Related: Virgin's cloud failure: Rebuttal and a deeper perspective
Virgin Blue provided details in a press release:
Navitaire is the supplier of Virgin Blue’s reservation and distribution software platform and also hosts that platform on its own server infrastructure at a data centre in Sydney.
At 0800 (AEST) yesterday the solid state disk server infrastructure used to host Virgin Blue failed resulting in the outage of our guest facing service technology systems.
We are advised by Navitaire that while they were able to isolate the point of failure to the device in question relatively quickly, an initial decision to seek to repair the device proved less than fruitful and also contributed to the delay in initiating a cutover to a contingency hardware platform.
The service agreement Virgin Blue has with Navitaire requires any mission critical system outages to be remedied within a short period of time. This did not happen in this instance. We did get our check-in and online booking systems operational again by just after 0500 (AEST) today.
Navitaire has given us an assurance that they are thoroughly investigating all circumstances which led to the hardware device failure and the delay in getting an alternative platform up and running. They have given an undertaking to get a full report to us as soon as possible.
According to travel technology website, tnooze, Virgin Blue recently transitioned from Navitaire's Open Skies platform to the same company's New Skies system.
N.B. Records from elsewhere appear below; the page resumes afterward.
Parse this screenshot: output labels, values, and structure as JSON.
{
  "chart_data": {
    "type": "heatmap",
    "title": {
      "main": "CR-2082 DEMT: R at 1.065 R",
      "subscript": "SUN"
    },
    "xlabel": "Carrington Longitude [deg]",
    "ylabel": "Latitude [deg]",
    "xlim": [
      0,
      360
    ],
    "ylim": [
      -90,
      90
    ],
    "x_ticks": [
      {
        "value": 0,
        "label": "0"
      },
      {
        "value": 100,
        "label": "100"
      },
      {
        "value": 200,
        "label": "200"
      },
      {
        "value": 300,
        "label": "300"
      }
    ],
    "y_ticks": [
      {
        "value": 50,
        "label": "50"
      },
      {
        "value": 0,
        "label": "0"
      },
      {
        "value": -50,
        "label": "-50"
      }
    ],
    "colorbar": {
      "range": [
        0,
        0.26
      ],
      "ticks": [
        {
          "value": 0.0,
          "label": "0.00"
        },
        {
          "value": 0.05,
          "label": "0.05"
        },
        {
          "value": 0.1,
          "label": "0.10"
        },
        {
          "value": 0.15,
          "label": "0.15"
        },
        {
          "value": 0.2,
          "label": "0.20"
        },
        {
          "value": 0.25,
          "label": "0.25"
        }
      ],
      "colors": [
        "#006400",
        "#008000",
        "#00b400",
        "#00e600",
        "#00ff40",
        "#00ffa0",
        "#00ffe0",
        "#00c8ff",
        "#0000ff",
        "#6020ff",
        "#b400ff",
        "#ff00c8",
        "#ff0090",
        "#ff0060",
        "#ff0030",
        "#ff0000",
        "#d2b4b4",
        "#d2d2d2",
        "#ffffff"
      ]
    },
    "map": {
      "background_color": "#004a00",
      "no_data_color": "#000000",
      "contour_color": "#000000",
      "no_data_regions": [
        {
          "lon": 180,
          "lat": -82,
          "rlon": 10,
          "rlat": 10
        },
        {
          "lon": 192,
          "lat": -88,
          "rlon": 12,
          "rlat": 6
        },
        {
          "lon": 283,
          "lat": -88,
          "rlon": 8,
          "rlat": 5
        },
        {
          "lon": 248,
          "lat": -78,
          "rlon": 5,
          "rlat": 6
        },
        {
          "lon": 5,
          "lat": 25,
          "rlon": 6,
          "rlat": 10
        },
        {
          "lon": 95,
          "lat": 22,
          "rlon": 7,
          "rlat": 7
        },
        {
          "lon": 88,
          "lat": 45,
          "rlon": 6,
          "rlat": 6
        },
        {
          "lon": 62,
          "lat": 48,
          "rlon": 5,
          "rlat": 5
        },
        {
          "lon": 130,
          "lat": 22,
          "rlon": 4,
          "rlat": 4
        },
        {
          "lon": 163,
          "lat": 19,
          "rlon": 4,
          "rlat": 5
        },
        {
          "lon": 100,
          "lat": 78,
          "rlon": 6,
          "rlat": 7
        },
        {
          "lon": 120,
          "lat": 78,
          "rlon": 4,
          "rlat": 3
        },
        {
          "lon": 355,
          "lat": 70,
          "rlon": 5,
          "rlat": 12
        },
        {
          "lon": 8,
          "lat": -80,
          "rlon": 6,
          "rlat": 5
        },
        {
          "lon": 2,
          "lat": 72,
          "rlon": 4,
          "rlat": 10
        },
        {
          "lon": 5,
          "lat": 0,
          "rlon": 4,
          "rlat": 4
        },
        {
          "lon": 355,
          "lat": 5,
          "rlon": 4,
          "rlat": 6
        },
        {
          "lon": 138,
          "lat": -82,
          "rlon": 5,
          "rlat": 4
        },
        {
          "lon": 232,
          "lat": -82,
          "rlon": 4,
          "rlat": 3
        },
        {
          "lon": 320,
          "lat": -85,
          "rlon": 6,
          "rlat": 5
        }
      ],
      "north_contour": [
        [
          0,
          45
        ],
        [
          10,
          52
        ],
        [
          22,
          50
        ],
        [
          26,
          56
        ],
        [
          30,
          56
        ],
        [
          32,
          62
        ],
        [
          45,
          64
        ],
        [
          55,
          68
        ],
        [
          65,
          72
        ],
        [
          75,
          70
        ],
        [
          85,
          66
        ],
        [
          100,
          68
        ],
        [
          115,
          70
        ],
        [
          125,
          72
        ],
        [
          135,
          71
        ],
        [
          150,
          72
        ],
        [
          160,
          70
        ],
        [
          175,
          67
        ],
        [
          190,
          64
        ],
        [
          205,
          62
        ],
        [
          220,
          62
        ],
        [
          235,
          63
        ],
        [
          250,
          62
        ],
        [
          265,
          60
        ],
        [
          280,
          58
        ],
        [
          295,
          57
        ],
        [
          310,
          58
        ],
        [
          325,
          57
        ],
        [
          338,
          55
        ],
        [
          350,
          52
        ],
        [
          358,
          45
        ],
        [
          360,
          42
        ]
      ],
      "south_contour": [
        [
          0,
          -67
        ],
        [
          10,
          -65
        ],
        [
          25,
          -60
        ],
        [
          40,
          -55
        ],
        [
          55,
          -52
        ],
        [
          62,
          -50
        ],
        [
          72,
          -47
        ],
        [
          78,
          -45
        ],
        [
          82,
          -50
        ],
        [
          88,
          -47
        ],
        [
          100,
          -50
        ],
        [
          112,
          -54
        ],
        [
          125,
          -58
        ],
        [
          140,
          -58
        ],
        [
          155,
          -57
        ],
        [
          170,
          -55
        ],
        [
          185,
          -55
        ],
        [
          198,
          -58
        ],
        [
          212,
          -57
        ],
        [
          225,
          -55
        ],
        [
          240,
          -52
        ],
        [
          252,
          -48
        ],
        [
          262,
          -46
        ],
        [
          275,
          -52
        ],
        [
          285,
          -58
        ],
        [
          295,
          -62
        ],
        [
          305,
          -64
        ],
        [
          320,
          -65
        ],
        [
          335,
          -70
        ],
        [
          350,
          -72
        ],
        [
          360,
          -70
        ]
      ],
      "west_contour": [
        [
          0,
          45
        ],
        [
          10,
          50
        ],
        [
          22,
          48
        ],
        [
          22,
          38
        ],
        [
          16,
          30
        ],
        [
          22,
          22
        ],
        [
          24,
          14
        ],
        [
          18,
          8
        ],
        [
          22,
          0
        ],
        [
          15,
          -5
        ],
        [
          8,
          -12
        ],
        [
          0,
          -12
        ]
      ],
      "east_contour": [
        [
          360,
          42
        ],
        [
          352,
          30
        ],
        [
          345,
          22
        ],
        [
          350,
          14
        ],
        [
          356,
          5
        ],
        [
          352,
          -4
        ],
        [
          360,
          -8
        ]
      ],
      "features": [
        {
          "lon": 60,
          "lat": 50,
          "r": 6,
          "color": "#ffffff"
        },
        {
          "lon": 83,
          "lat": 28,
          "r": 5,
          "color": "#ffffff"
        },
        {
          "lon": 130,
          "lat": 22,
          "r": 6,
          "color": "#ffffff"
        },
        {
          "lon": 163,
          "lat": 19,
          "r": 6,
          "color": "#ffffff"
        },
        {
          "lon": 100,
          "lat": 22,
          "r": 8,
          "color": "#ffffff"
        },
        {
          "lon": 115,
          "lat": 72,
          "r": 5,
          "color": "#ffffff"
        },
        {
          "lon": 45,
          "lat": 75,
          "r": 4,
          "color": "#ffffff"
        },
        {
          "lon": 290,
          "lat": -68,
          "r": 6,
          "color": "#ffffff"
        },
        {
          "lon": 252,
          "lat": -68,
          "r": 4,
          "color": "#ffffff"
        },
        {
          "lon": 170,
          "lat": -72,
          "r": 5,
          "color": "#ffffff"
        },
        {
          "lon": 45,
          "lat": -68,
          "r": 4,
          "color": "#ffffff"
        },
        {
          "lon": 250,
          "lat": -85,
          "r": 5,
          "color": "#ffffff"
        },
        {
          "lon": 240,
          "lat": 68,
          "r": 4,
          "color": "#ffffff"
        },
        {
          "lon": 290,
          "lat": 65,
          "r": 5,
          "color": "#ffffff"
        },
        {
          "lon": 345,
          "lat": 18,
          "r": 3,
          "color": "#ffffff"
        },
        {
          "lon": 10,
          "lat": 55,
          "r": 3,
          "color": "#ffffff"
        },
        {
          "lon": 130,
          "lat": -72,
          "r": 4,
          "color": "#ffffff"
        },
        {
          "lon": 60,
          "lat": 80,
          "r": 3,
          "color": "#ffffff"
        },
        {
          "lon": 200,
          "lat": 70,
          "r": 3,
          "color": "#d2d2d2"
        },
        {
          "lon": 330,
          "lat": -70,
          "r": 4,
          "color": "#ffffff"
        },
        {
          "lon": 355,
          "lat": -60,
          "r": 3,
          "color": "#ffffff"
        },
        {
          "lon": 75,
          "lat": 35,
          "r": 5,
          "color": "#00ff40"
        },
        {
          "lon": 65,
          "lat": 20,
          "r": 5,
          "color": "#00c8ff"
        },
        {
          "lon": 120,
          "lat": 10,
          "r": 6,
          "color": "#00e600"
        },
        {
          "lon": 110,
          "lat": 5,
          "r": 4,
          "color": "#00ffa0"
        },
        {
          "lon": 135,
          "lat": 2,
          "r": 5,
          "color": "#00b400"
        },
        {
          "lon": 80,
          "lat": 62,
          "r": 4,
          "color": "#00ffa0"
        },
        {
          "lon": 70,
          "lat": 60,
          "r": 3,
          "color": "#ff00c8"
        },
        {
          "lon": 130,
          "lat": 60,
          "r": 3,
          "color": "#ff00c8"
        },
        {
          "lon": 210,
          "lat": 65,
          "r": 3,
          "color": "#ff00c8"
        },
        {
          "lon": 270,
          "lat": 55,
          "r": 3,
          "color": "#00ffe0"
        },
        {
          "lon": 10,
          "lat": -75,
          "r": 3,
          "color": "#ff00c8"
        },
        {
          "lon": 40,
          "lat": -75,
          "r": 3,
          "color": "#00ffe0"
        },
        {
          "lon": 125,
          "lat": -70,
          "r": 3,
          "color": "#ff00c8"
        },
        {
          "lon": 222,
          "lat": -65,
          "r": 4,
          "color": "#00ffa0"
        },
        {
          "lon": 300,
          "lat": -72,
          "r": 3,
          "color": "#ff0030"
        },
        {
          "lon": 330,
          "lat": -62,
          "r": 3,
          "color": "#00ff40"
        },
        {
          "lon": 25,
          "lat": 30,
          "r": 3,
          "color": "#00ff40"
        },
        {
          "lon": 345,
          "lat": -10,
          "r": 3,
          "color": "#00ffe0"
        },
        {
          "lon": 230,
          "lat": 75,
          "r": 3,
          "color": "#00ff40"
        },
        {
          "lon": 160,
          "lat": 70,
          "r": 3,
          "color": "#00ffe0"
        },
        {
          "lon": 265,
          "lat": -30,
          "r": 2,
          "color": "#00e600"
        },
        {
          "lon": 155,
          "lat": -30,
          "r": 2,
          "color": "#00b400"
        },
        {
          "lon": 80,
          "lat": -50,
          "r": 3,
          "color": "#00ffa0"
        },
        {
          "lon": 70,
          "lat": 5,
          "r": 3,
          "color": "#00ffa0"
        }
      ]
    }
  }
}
Navitaire's website describes New Skies:
New Skies is a comprehensive airline passenger sales and management solution providing capabilities for integrated Internet booking, call center reservations, travel agency global distribution connectivity, inter-airline and alliance code-share itineraries, real-time reporting, ancillary revenue generation and departure control.
A Navitaire representative promised to contact me with additional details, but never did.
The Virgin Blue situation raises several key issues for business buyers of cloud-based services:
I asked CEO of top BPO and sourcing analyst firm Horses for Sources, Phil Fersht, for his view:
This incident highlights the advantages of using a single provider to manage both the business processes and related IT services within a cloud-based business services model. The Navitaire team responded relatively quickly to solve the problem, without Virgin having to deal with multiple points of blame. These things happen all the time; at least Virgin has a "single throat to choke."
Implications for buyers. Outages are an unpleasant reality in both the on-premise and cloud worlds.
To uncover potential Navitaire system weaknesses in advance, Virgin Blue would have needed to perform extraordinary and impractical levels of due diligence, digging deeply into Navitaire's technology, policies, and training procedures. Even then, it is unclear whether Virgin could have anticipated this particular point of failure.
Buyers of mission-critical outsourcing services should consider developing their own plans and procedures to handle external failures. In the end, process redundancy is the best form of failure prevention. Virgin Blue reverted to a poorly executed manual system to handle the outage, which caused the extended inconvenience its customers experienced.
While not excusing Navitaire, we must recognize that all parties have responsibility to plan and prepare for predictable, and even inevitable, failures.
Update 9/27/10, 1:30 PM ET: A few readers question whether this is actually a "cloud" situation or merely traditional outsourcing. Accenture, Navitaire's owner, titles the Navitaire web page, "Navitaire: Cloud computing for airlines: Accenture." Accenture also lists Navitaire under its Cloud Services set of offerings. All this raises questions around what "cloud" actually means. It's a tough question without an easy answer.
Update 10/14/10, 7:30am ET: CIO Magazine reports that the outage cost Virgin Blue $15-20 million.